In the wake of the General Assembly’s special session, Attorney General Mark Herring released an opinion making clear that militias acting as unofficial security forces are breaking the law.
Attorney General Mark Herring released a formal opinion last month solidifying his opposition to private militia groups which act as unofficial security forces at public events.
In the formal opinion, Herring stated his opposition to these militias on the basis that, by acting as a security force, such groups are “…[usurping] a role specifically reserved to law enforcement.” Herring wrote that this does not conflict with the people’s rights to gather, petition or bear arms, which are all guaranteed under Article 1 of the Virginia Constitution.
The attorney general released the formal opinion on August 16, after it was requested by Del. Charniele Herring, D-Alexandria. Delegate Herring requested the opinion in response to the presence of militia-members at a Special Legislative Session on July 9. The session was about gun control, and members of the public attended to meet and speak with legislators on the issue. During the session, militia members patrolled the lines up to the Pocahontas Building where the session was held.
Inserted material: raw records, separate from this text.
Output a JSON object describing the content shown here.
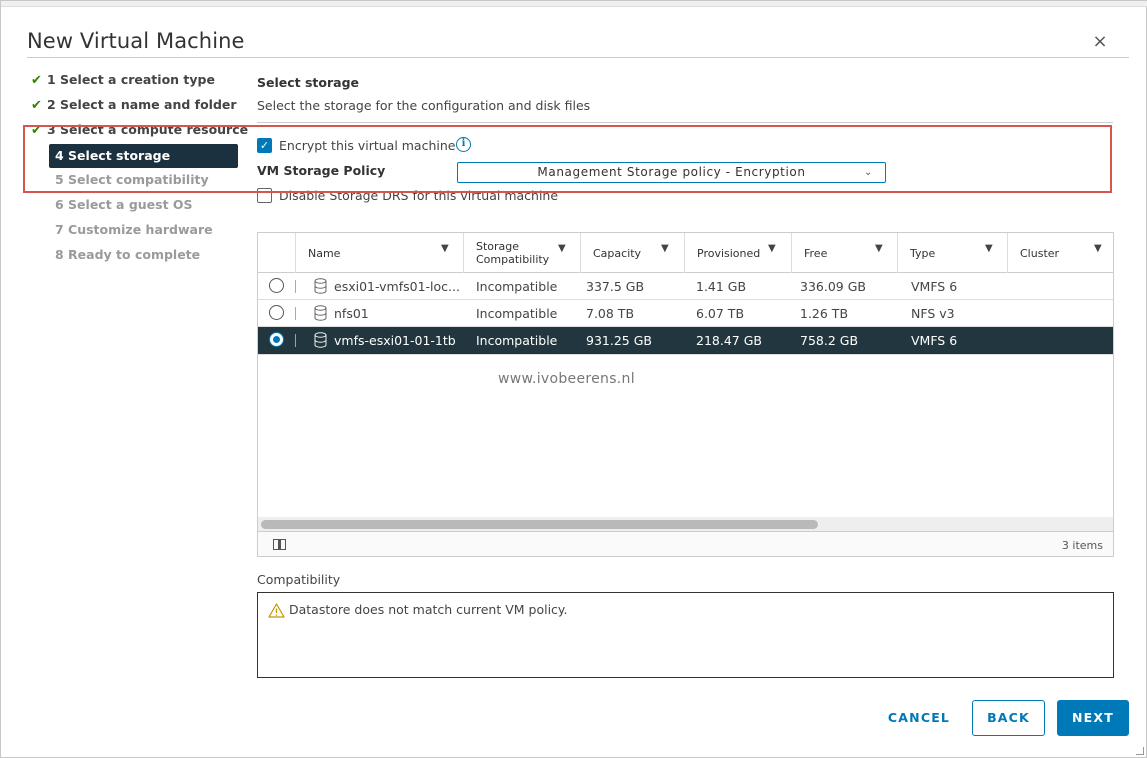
{
  "dialog": {
    "title": "New Virtual Machine",
    "close_glyph": "×"
  },
  "steps": [
    {
      "label": "1 Select a creation type",
      "state": "done"
    },
    {
      "label": "2 Select a name and folder",
      "state": "done"
    },
    {
      "label": "3 Select a compute resource",
      "state": "done"
    },
    {
      "label": "4 Select storage",
      "state": "current"
    },
    {
      "label": "5 Select compatibility",
      "state": "pending"
    },
    {
      "label": "6 Select a guest OS",
      "state": "pending"
    },
    {
      "label": "7 Customize hardware",
      "state": "pending"
    },
    {
      "label": "8 Ready to complete",
      "state": "pending"
    }
  ],
  "section": {
    "title": "Select storage",
    "subtitle": "Select the storage for the configuration and disk files"
  },
  "encrypt": {
    "label": "Encrypt this virtual machine",
    "checked": true
  },
  "policy": {
    "label": "VM Storage Policy",
    "value": "Management Storage policy - Encryption"
  },
  "storage_drs": {
    "label": "Disable Storage DRS for this virtual machine",
    "checked": false
  },
  "grid": {
    "columns": [
      "Name",
      "Storage Compatibility",
      "Capacity",
      "Provisioned",
      "Free",
      "Type",
      "Cluster"
    ],
    "rows": [
      {
        "name": "esxi01-vmfs01-loc...",
        "compat": "Incompatible",
        "capacity": "337.5 GB",
        "provisioned": "1.41 GB",
        "free": "336.09 GB",
        "type": "VMFS 6",
        "cluster": "",
        "selected": false
      },
      {
        "name": "nfs01",
        "compat": "Incompatible",
        "capacity": "7.08 TB",
        "provisioned": "6.07 TB",
        "free": "1.26 TB",
        "type": "NFS v3",
        "cluster": "",
        "selected": false
      },
      {
        "name": "vmfs-esxi01-01-1tb",
        "compat": "Incompatible",
        "capacity": "931.25 GB",
        "provisioned": "218.47 GB",
        "free": "758.2 GB",
        "type": "VMFS 6",
        "cluster": "",
        "selected": true
      }
    ],
    "item_count": "3 items"
  },
  "watermark": "www.ivobeerens.nl",
  "compatibility": {
    "label": "Compatibility",
    "message": "Datastore does not match current VM policy."
  },
  "buttons": {
    "cancel": "CANCEL",
    "back": "BACK",
    "next": "NEXT"
  },
  "colors": {
    "accent": "#0079b8",
    "selected_row": "#22363f",
    "highlight_box": "#d9534f",
    "done_check": "#2f8400"
  }
}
They carried firearms and wore military clothing.
Attorney General Herring wrote in the formal opinion that, “The improper assumption of law enforcement authority can be used to intimidate or chill the exercise of rights reserved to our citizens…”
Herring believes this was the case on July 9. According to the Roanoke Times, Herring said they were there to “…intimidate Virginians from exercising their right to meet with their representatives.”
The formal opinion is consistent with Herring’s previous statements and actions. In 2017 and 2018, Herring sponsored SB 987, a bill that would make any group of people engaging in “unlawful paramilitary activity” guilty of a Class 5 felony. The same year, Herring also supported HB 1601, which would broaden law enforcement’s ability to label groups as domestic terrorists, especially in regards to white supremacists.
These bills were largely a response to the Unite the Right rally in August 2017, where alt-right and left protesters violently clashed in the streets of Charlottesville, Virginia. Many alt-right protesters at Unite the Right carried firearms, blunt weapons, and wore body armor. As chaos ensued, their presence made it more difficult to maintain order as it became harder for people to distinguish between law enforcement officers and private militia members.
Neither of these bills have managed to make it out of legislation, however. SB 987 was killed by Senate Republicans in 2018. Likewise, HB 1601 has been left in the Courts of Justice since February 2018. With neither of these bills passed, Herring released his formal opinion to help officers handle these militias with the current legislation, according to the Roanoke Times.